When it is a matter of life and death, it is so important to reduce shock loads when rigging...

The most important thing to remember is it is not the fall that creates shock loading, but the STOP!... #1 way to minimize the load during the STOP is to use a line with good stretch in it.. Dynamic lines for rigging... True blue and hi vee work well, with true blue being the better of the two... Don't use that double braid with high tensile strength, which has very little stretch... Then letting the load run with control, would be the second most important factor.... and then probably tying near the balance point and notching pieces over with a well directed hinge, to swing the piece smoothly into the rigging when possible, or if blocking down a spar, keeping the notch as close to the block as possible... and then adding length to the line to get even more stretch, And of course cut smaller pieces when in doubt...

It is good to practice all those techniques as much as possible in non critical situations so that when you need it... you are there...

Safe climbing...
 
great post murphy,
another method I use quite often is to wrap once before the lowering point, this takes the pressure from the one side of the spar, and distributes it throughout the trunk. Recently I removed a large elm over a house, deck hill boathouse, and sever cute little spruces..you get the point
Typicial of most elms, the tree was almost bisymetrical, codominant leads, split into another codominant, into another codominant, etc.
My highest tie in point was also the only stregic lowering point for most of my material, so I lowered off of one side of the lead and tied off to the other side of the same lead.
When I finally removed the major lead that had supported both myself and my lowered material, I found a hollow spot that was hidden under a dead stub...to make a long story short, the lead had approx. 2 inches of wood holding me, and my lowering point. Fortunately no failure...but possibility, even probablity was definitely there...totally unknown to me.
Really sorry to hear about the loss of your friend, and I could easily see it happening.
 
When it is a matter of life and death, it is so important to reduce shock loads when rigging...

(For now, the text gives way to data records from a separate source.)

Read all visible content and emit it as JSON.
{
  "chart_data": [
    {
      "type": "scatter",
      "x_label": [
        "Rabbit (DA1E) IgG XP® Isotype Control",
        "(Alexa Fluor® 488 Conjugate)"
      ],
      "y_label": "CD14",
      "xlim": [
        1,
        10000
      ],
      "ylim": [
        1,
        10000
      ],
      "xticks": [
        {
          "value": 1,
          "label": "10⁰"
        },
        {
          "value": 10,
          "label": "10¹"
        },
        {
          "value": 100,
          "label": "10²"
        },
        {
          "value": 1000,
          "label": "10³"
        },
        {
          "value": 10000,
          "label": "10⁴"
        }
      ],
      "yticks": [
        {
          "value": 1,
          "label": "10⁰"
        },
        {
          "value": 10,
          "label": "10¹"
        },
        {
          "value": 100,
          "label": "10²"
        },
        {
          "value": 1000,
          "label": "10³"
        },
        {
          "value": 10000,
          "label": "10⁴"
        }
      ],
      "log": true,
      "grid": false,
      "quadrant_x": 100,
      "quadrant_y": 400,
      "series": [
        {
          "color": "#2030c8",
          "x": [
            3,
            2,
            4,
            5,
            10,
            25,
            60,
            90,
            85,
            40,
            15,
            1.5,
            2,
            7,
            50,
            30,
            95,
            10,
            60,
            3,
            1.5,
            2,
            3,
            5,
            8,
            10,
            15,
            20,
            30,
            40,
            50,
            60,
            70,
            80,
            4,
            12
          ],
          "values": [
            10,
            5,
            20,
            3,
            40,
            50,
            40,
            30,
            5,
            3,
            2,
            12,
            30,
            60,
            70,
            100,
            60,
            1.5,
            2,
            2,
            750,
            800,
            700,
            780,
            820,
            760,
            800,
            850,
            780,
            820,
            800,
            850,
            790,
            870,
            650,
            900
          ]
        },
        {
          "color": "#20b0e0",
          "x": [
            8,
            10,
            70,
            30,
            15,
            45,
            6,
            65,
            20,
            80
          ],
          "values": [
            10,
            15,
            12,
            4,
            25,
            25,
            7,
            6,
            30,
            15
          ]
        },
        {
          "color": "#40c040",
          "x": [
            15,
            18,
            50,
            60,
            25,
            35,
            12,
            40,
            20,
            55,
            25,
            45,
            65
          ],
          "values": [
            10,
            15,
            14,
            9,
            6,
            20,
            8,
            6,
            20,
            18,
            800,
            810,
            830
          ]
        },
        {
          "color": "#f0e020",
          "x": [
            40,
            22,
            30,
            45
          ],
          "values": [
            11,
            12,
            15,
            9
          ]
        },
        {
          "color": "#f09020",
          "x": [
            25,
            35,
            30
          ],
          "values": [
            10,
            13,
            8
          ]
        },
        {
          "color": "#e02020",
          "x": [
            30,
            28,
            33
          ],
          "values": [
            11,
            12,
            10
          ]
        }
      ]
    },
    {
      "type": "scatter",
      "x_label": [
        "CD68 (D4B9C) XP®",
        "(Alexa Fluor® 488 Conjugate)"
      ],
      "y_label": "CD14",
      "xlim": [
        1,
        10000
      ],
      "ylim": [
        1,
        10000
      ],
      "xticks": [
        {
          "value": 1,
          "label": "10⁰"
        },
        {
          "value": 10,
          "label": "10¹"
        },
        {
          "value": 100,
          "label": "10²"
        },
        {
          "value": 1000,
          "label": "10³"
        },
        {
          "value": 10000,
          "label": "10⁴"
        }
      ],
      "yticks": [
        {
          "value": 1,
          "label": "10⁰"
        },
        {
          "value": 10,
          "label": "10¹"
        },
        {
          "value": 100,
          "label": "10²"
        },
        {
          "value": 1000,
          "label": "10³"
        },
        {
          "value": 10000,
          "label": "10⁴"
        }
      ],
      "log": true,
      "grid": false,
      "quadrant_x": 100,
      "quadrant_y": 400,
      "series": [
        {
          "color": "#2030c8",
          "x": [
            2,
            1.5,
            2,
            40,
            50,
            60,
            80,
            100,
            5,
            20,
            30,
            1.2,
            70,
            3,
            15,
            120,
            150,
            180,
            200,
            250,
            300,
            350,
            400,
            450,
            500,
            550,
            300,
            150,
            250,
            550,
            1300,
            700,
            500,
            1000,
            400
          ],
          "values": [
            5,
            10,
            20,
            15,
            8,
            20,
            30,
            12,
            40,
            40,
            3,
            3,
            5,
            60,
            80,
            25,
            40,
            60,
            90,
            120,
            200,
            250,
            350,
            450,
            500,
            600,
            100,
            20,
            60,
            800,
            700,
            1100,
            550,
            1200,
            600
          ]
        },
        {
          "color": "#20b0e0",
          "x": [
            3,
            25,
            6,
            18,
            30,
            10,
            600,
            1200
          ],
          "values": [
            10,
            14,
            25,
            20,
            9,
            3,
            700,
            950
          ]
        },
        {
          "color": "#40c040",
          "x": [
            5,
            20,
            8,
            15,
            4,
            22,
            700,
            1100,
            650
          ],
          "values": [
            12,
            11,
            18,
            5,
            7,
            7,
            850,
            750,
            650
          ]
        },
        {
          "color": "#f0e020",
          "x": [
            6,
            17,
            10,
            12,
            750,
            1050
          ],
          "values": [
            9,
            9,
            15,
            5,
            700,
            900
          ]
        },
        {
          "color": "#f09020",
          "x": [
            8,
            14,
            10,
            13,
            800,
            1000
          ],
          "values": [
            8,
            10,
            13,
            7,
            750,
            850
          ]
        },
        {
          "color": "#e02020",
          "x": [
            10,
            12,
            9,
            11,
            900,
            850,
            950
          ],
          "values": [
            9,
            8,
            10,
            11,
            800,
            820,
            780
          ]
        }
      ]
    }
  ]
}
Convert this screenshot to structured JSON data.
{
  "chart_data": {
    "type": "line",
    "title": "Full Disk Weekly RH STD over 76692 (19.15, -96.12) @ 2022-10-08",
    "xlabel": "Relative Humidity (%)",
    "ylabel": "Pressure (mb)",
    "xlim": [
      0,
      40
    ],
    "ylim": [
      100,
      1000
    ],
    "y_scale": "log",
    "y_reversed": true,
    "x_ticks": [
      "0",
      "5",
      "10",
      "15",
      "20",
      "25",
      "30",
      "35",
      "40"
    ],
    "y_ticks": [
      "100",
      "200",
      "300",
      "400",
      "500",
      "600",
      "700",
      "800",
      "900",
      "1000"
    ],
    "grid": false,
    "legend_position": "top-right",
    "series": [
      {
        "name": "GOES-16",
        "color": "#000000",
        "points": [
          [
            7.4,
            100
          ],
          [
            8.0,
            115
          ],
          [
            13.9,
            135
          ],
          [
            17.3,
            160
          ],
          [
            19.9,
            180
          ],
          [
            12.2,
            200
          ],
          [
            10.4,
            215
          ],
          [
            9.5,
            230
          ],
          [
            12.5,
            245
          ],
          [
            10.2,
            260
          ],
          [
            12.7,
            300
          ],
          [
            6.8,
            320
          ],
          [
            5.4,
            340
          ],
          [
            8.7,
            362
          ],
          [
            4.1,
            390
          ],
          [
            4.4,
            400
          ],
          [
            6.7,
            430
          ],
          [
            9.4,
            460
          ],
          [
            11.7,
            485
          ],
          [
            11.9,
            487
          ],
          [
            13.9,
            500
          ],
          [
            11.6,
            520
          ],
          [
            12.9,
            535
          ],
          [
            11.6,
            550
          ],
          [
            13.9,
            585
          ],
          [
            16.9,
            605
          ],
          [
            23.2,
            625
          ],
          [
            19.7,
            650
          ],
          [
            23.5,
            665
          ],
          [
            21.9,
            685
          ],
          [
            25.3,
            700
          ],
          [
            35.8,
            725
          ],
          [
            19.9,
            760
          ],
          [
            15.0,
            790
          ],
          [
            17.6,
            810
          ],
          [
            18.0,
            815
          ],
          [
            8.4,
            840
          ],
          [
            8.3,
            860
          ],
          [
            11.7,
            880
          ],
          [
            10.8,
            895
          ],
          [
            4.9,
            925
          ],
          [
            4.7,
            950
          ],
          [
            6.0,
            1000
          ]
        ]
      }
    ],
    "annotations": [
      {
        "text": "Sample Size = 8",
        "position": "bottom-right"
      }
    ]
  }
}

The most important thing to remember is it is not the fall that creates shock loading, but the STOP!... #1 way to minimize the load during the STOP is to use a line with good stretch in it.. Dynamic lines for rigging... True blue and hi vee work well, with true blue being the better of the two... Don't use that double braid with high tensile strength, which has very little stretch... Then letting the load run with control, would be the second most important factor.... and then probably tying near the balance point and notching pieces over with a well directed hinge, to swing the piece smoothly into the rigging when possible, or if blocking down a spar, keeping the notch as close to the block as possible... and then adding length to the line to get even more stretch, And of course cut smaller pieces when in doubt...

It is good to practice all those techniques as much as possible in non critical situations so that when you need it... you are there...

Safe climbing...


Good post!!!
 
I can only recall one lowering point breaking out under load. It was a cherry and a surprise. we were getting a wrap on another tree to much side pull. on topping pines I leave a couple branches on the stob to dampen the ride
 
It will help to understand modulus of rupture
of different woods this term is used to express
different strength of green wood as species can
vary drastically! What you can get by with in a lobloly
will get you hurt in a cottonwood poplar. Also some trees
have strong wood but weak attachments Hacklebury is
bad about splitting down low! I have tied in below rigging
point and climbed up to cut if the top snaps at least I will
not hit ground. I have witnessed sweetgum snapping large
limbs from overloaded gum balls on a calm day.